Specialized stability metrics were provided (ColR = percentage of steps where \(\sigma_{\min} < 10^{-3}\), measuring collapse): Baseline ColR was 91.40% with Orthogonal Error (OrthE) of 21.30. The Full model reduced SVVar to 0.00 and OrthE to 8.48, indicating significantly more stable spectral behavior.

Key Findings¶

OSU contributes the most (+1.18 mDice), confirming that rank collapse is the primary cause of instability in long-sequence tracking. APFE contributes +0.67, mainly sharpening boundaries at the endocardium.
VRAM overhead for both modules is negligible (7.5 → 7.6 GB), showing that geometric constraints and physical decoupling provide lightweight gains.
OSA is more robust on real-world samples with poor image quality, acoustic shadows, or blurred boundaries, showing much higher overlap with Ground Truth.

Highlights & Insights¶

Reinterpreting "state update" as "optimization iteration on a manifold": This is a powerful perspective shift.
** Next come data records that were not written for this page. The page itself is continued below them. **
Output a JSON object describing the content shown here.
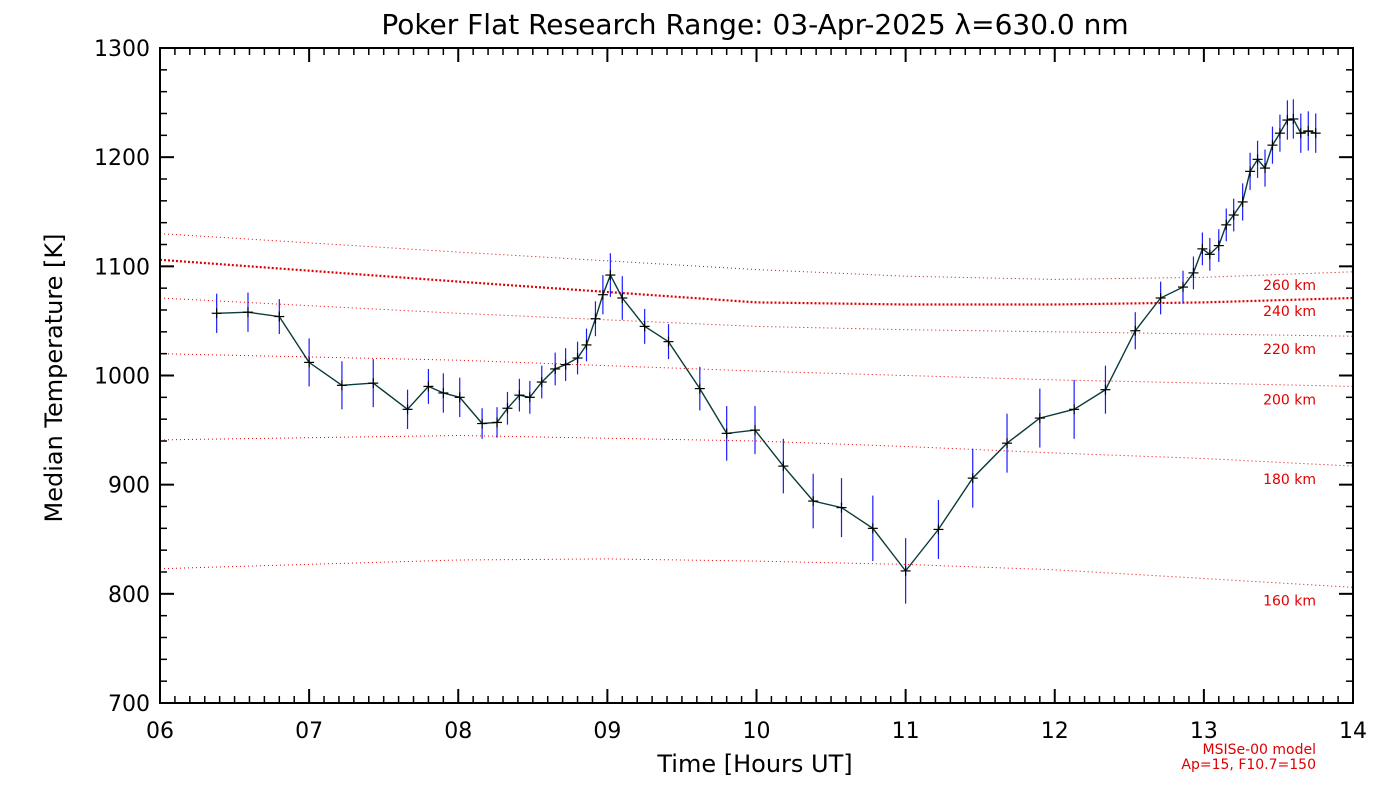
{
  "chart_data": {
    "type": "line",
    "title": "Poker Flat Research Range: 03-Apr-2025 λ=630.0 nm",
    "xlabel": "Time [Hours UT]",
    "ylabel": "Median Temperature [K]",
    "xlim": [
      6,
      14
    ],
    "ylim": [
      700,
      1300
    ],
    "x_tick_labels": [
      "06",
      "07",
      "08",
      "09",
      "10",
      "11",
      "12",
      "13",
      "14"
    ],
    "y_tick_labels": [
      "700",
      "800",
      "900",
      "1000",
      "1100",
      "1200",
      "1300"
    ],
    "colors": {
      "data_line": "#0a3a3a",
      "error_bar": "#1a1aff",
      "marker": "#000000",
      "model": "#e00000"
    },
    "series": [
      {
        "name": "Median Temperature",
        "x": [
          6.38,
          6.59,
          6.8,
          7.0,
          7.22,
          7.43,
          7.66,
          7.8,
          7.9,
          8.01,
          8.16,
          8.26,
          8.33,
          8.41,
          8.48,
          8.56,
          8.65,
          8.72,
          8.8,
          8.86,
          8.92,
          8.97,
          9.02,
          9.1,
          9.25,
          9.41,
          9.62,
          9.8,
          9.99,
          10.18,
          10.38,
          10.57,
          10.78,
          11.0,
          11.22,
          11.45,
          11.68,
          11.9,
          12.13,
          12.34,
          12.54,
          12.71,
          12.86,
          12.93,
          12.99,
          13.04,
          13.1,
          13.15,
          13.2,
          13.26,
          13.31,
          13.36,
          13.41,
          13.46,
          13.51,
          13.56,
          13.6,
          13.65,
          13.7,
          13.75
        ],
        "y": [
          1057,
          1058,
          1054,
          1012,
          991,
          993,
          969,
          990,
          984,
          980,
          956,
          957,
          970,
          982,
          980,
          994,
          1006,
          1010,
          1016,
          1028,
          1052,
          1074,
          1092,
          1071,
          1045,
          1031,
          988,
          947,
          950,
          917,
          885,
          879,
          860,
          821,
          859,
          906,
          938,
          961,
          969,
          987,
          1041,
          1071,
          1081,
          1094,
          1116,
          1111,
          1119,
          1138,
          1147,
          1159,
          1187,
          1198,
          1190,
          1211,
          1222,
          1234,
          1235,
          1222,
          1224,
          1222
        ],
        "error": [
          18,
          18,
          16,
          22,
          22,
          22,
          18,
          16,
          18,
          18,
          14,
          14,
          15,
          15,
          15,
          15,
          15,
          15,
          15,
          15,
          16,
          18,
          20,
          20,
          16,
          16,
          20,
          25,
          22,
          25,
          25,
          27,
          30,
          30,
          27,
          27,
          27,
          27,
          27,
          22,
          17,
          15,
          15,
          15,
          15,
          15,
          15,
          15,
          15,
          17,
          17,
          17,
          17,
          17,
          17,
          18,
          18,
          18,
          18,
          18
        ]
      }
    ],
    "model_curves": [
      {
        "label": "260 km",
        "x": [
          6,
          8,
          10,
          11,
          12,
          13,
          14
        ],
        "y": [
          1130,
          1113,
          1097,
          1091,
          1088,
          1090,
          1095
        ]
      },
      {
        "label": "240 km",
        "x": [
          6,
          8,
          10,
          11,
          12,
          13,
          14
        ],
        "y": [
          1106,
          1086,
          1067,
          1065,
          1065,
          1067,
          1071
        ]
      },
      {
        "label": "220 km",
        "x": [
          6,
          8,
          10,
          11,
          12,
          13,
          14
        ],
        "y": [
          1071,
          1057,
          1045,
          1042,
          1040,
          1038,
          1036
        ]
      },
      {
        "label": "200 km",
        "x": [
          6,
          8,
          10,
          11,
          12,
          13,
          14
        ],
        "y": [
          1020,
          1014,
          1004,
          1000,
          996,
          993,
          990
        ]
      },
      {
        "label": "180 km",
        "x": [
          6,
          8,
          10,
          11,
          12,
          13,
          14
        ],
        "y": [
          941,
          945,
          940,
          935,
          929,
          924,
          917
        ]
      },
      {
        "label": "160 km",
        "x": [
          6,
          8,
          9,
          10,
          11,
          12,
          13,
          14
        ],
        "y": [
          823,
          831,
          832,
          830,
          827,
          822,
          814,
          806
        ]
      }
    ],
    "model_note": [
      "MSISe-00 model",
      "Ap=15, F10.7=150"
    ]
  }
}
Since gated updates are equivalent to proximal gradient descent in Euclidean space, rank collapse is an inevitable consequence of lacking geometric constraints. Applying Stiefel projection is a clean, transferable solution for any linear recurrence model.
Using Newton-Schulz instead of SVD for real-time manifold constraints: The consensus that orthogonal constraints prevent rank collapse in RNNs is well-established, but exact SVD for matrix-valued states has been too expensive. Frobenius scaling + 5th-order polynomial iteration makes the theory practical within a 35 fps budget.
Physics-driven motivation for APFE: Rather than generic "feature enhancement," it specifically models the bias field for depth-dependent attenuation in ultrasound. This approach of embedding imaging physics into the network has reuse value for other ultrasound or medical modalities.
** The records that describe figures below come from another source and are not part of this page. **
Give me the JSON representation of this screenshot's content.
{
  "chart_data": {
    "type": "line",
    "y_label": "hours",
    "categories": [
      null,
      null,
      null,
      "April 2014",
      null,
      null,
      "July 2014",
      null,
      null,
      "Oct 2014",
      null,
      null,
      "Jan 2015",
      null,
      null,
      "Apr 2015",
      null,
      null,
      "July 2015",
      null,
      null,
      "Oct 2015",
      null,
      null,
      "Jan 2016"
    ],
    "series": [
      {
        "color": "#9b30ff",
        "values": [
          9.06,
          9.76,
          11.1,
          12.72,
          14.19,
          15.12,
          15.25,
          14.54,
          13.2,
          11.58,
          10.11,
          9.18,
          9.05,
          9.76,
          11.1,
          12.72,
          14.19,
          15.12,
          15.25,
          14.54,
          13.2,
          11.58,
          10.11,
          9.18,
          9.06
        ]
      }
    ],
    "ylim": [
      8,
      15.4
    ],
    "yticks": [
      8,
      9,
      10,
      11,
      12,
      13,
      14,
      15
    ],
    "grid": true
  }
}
Limitations & Future Work¶

The method is specifically designed for LV segmentation and ultrasound speckle physics. Whether the acoustic bias assumption in APFE transfers to other modalities like MRI/CT remains to be seen.
Evaluation is limited to two LV datasets; multi-chamber or multi-pathology scenarios have not been validated. It is not the absolute best on mHD95 (CAMUS 3.25 vs 3.21 for EchoVim), suggesting room for improvement in extreme boundary cases.
Sufficient sensitivity analysis regarding the choice of Newton-Schulz coefficients \(a,b,c\) and the number of iterations relative to sequence length is missing.
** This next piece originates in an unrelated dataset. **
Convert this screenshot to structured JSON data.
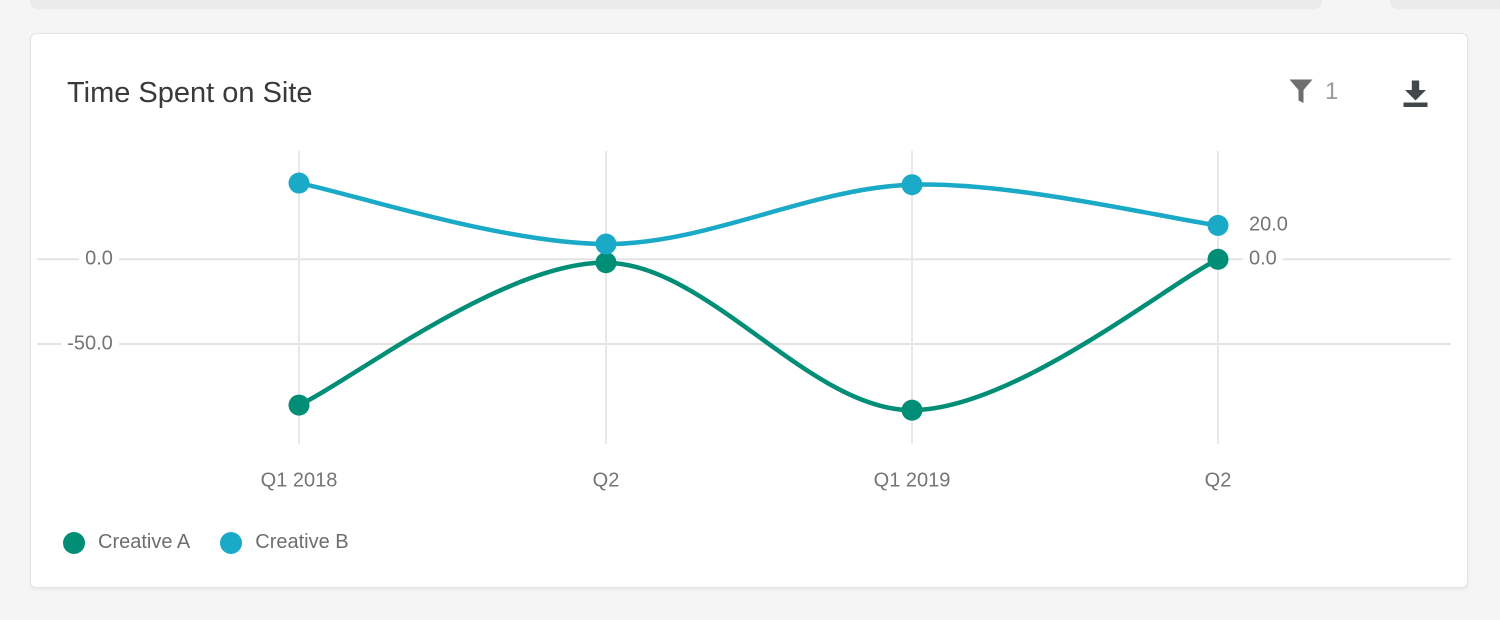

vs. Retrieval Memory (XMem / Cutie / SAM 2 / MemSAM): These rely on discrete keyframe retrieval. OSA uses a continuous, compressed fixed-size state that exploits the full history with constant complexity.
vs. Unconstrained LRM (LiVOS / GDKVM): Both compress history into \(S_t\), but OSA uses orthogonalized updates on the Stiefel manifold to fundamentally avoid Euclidean rank collapse.
vs. Muon Optimizer: While Muon uses Newton-Schulz to orthogonalize parameter gradients/momentum during training, OSA brings the same geometric rigor to inference-time state evolution.

Rating¶

Novelty: ⭐⭐⭐⭐⭐ Solves rank collapse definitively via Stiefel manifold projection + Newton-Schulz; excellent perspective shift.
Experimental Thoroughness: ⭐⭐⭐⭐ Two major datasets + specific stability metrics, though modality/task coverage is narrow.
Writing Quality: ⭐⭐⭐⭐ Clear derivation from motivation to the optimization perspective, though stability metric definitions are brief.
Value: ⭐⭐⭐⭐ Real-time + SOTA; the geometric constraint approach for linear recurrence models is broadly applicable.